Comment by ascorbic

5 months ago

I've noticed that R1 says "Wait," a lot in its reasoning. I wonder if there's something inherently special in that token.

7 comments

ascorbic

lionkor 5 months ago

Semantically, wait is a bit of a stop-and-breathe point.

Consider the text:

I think I'll go swimming today. Wait, ___

what comes next? Well, not something that would usually follow without the word "wait", probably something entirely orthogonal that impacts the earlier sentence in some fundamental way, like:

Wait, I need to help my dad.

ascorbic 5 months ago
Yes, R1 seems to mostly use it like that. It's either to signal a problem with its previous reasoning, or if it's thought of a better approach. In coding it's often something like "this API won't work here" or "there's a simpler way to do this".
- fennecfoxy 5 months ago
  
  I guess it goes to show how important reiteration is for general logic problems. And tbf when finding a solution to something myself I'll consider each part, and/or consider parts in relation to each other and/or consider all parts in relation to each other (on a higher level) before coming to a final solution.
  It's weird because I feel like we should've known that from work in general logic/problem solving studies, surely?

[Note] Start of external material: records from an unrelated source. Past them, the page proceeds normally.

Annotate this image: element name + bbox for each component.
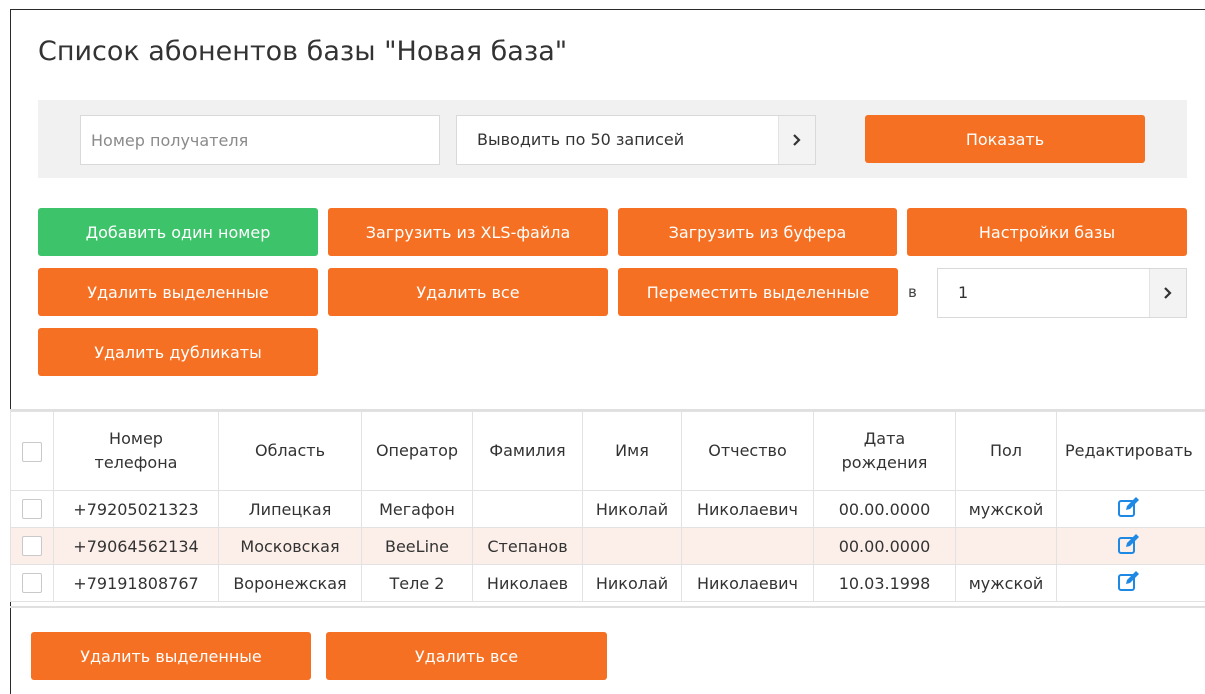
row-select-cell: [10, 527, 54, 565]
cell-surname: Николаев: [472, 564, 583, 602]
column-header-region: Область: [218, 411, 362, 491]
cell-name: [582, 527, 682, 565]
cell-gender: мужской: [955, 564, 1057, 602]
delete-all-button[interactable]: Удалить все: [328, 268, 608, 316]
base-settings-button[interactable]: Настройки базы: [907, 208, 1187, 256]
show-button[interactable]: Показать: [865, 115, 1145, 163]
subscribers-table: Номер телефона Область Оператор Фамилия …: [10, 409, 1205, 608]
cell-phone: +79205021323: [53, 490, 219, 528]
cell-birthdate: 10.03.1998: [813, 564, 956, 602]
per-page-value: Выводить по 50 записей: [477, 130, 685, 149]
cell-birthdate: 00.00.0000: [813, 527, 956, 565]
edit-pencil-icon[interactable]: [1117, 496, 1141, 522]
column-header-operator: Оператор: [361, 411, 473, 491]
table-header-row: Номер телефона Область Оператор Фамилия …: [10, 411, 1205, 491]
column-header-name: Имя: [582, 411, 682, 491]
cell-region: Воронежская: [218, 564, 362, 602]
recipient-number-input[interactable]: [80, 115, 440, 165]
cell-patronymic: [681, 527, 814, 565]
cell-surname: Степанов: [472, 527, 583, 565]
select-all-checkbox[interactable]: [22, 441, 42, 462]
move-to-label: в: [908, 283, 917, 301]
cell-patronymic: Николаевич: [681, 490, 814, 528]
table-row: +79205021323 Липецкая Мегафон Николай Ни…: [10, 490, 1205, 528]
column-header-edit: Редактировать: [1056, 411, 1205, 491]
move-target-select[interactable]: 1: [937, 268, 1187, 318]
bottom-delete-all-button[interactable]: Удалить все: [326, 632, 607, 680]
cell-edit: [1056, 490, 1205, 528]
upload-xls-button[interactable]: Загрузить из XLS-файла: [328, 208, 608, 256]
cell-gender: мужской: [955, 490, 1057, 528]
per-page-select[interactable]: Выводить по 50 записей: [456, 115, 816, 165]
delete-duplicates-button[interactable]: Удалить дубликаты: [38, 328, 318, 376]
table-row: +79191808767 Воронежская Теле 2 Николаев…: [10, 564, 1205, 602]
bottom-delete-selected-button[interactable]: Удалить выделенные: [31, 632, 311, 680]
column-header-phone: Номер телефона: [53, 411, 219, 491]
row-select-cell: [10, 490, 54, 528]
row-checkbox[interactable]: [22, 573, 42, 594]
cell-edit: [1056, 564, 1205, 602]
column-header-gender: Пол: [955, 411, 1057, 491]
cell-edit: [1056, 527, 1205, 565]
move-selected-button[interactable]: Переместить выделенные: [618, 268, 898, 316]
cell-phone: +79191808767: [53, 564, 219, 602]
cell-phone: +79064562134: [53, 527, 219, 565]
table-row: +79064562134 Московская BeeLine Степанов…: [10, 527, 1205, 565]
row-checkbox[interactable]: [22, 499, 42, 520]
delete-selected-button[interactable]: Удалить выделенные: [38, 268, 318, 316]
cell-patronymic: Николаевич: [681, 564, 814, 602]
chevron-right-icon: [1149, 269, 1186, 317]
upload-buffer-button[interactable]: Загрузить из буфера: [618, 208, 897, 256]
cell-operator: Теле 2: [361, 564, 473, 602]
row-select-cell: [10, 564, 54, 602]
cell-region: Московская: [218, 527, 362, 565]
edit-pencil-icon[interactable]: [1117, 570, 1141, 596]
row-checkbox[interactable]: [22, 536, 42, 557]
cell-region: Липецкая: [218, 490, 362, 528]
add-one-number-button[interactable]: Добавить один номер: [38, 208, 318, 256]
column-header-patronymic: Отчество: [681, 411, 814, 491]
cell-name: Николай: [582, 564, 682, 602]
cell-operator: Мегафон: [361, 490, 473, 528]
edit-pencil-icon[interactable]: [1117, 533, 1141, 559]
cell-operator: BeeLine: [361, 527, 473, 565]
move-target-value: 1: [958, 283, 969, 302]
column-header-surname: Фамилия: [472, 411, 583, 491]
cell-birthdate: 00.00.0000: [813, 490, 956, 528]
cell-name: Николай: [582, 490, 682, 528]
column-header-birthdate: Дата рождения: [813, 411, 956, 491]
chevron-right-icon: [778, 116, 815, 164]
page-title: Список абонентов базы "Новая база": [38, 36, 568, 67]
cell-gender: [955, 527, 1057, 565]
select-all-cell: [10, 411, 54, 491]
cell-surname: [472, 490, 583, 528]
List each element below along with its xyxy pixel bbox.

katzenversteher 5 months ago

I bet a token like "sht!", "f*" or "damn!" would have the same or even stronger effect but the LLM creators would not like to have the users read them

raducu 5 months ago

It's literally in the article, they measured it and wait was the best token
ascorbic 5 months ago

Maybe, but it doesn't just use it to signify that it's made a mistake. It also uses it in a positive way, such as it's had a lightbulb moment. Of course some people use expletives in the same way, but that would be less common than for mistakes.
lodovic 5 months ago

I think you're onto something, however, as the training is done through on text and not actual thoughts, it may take some experimentation to find these stronger words.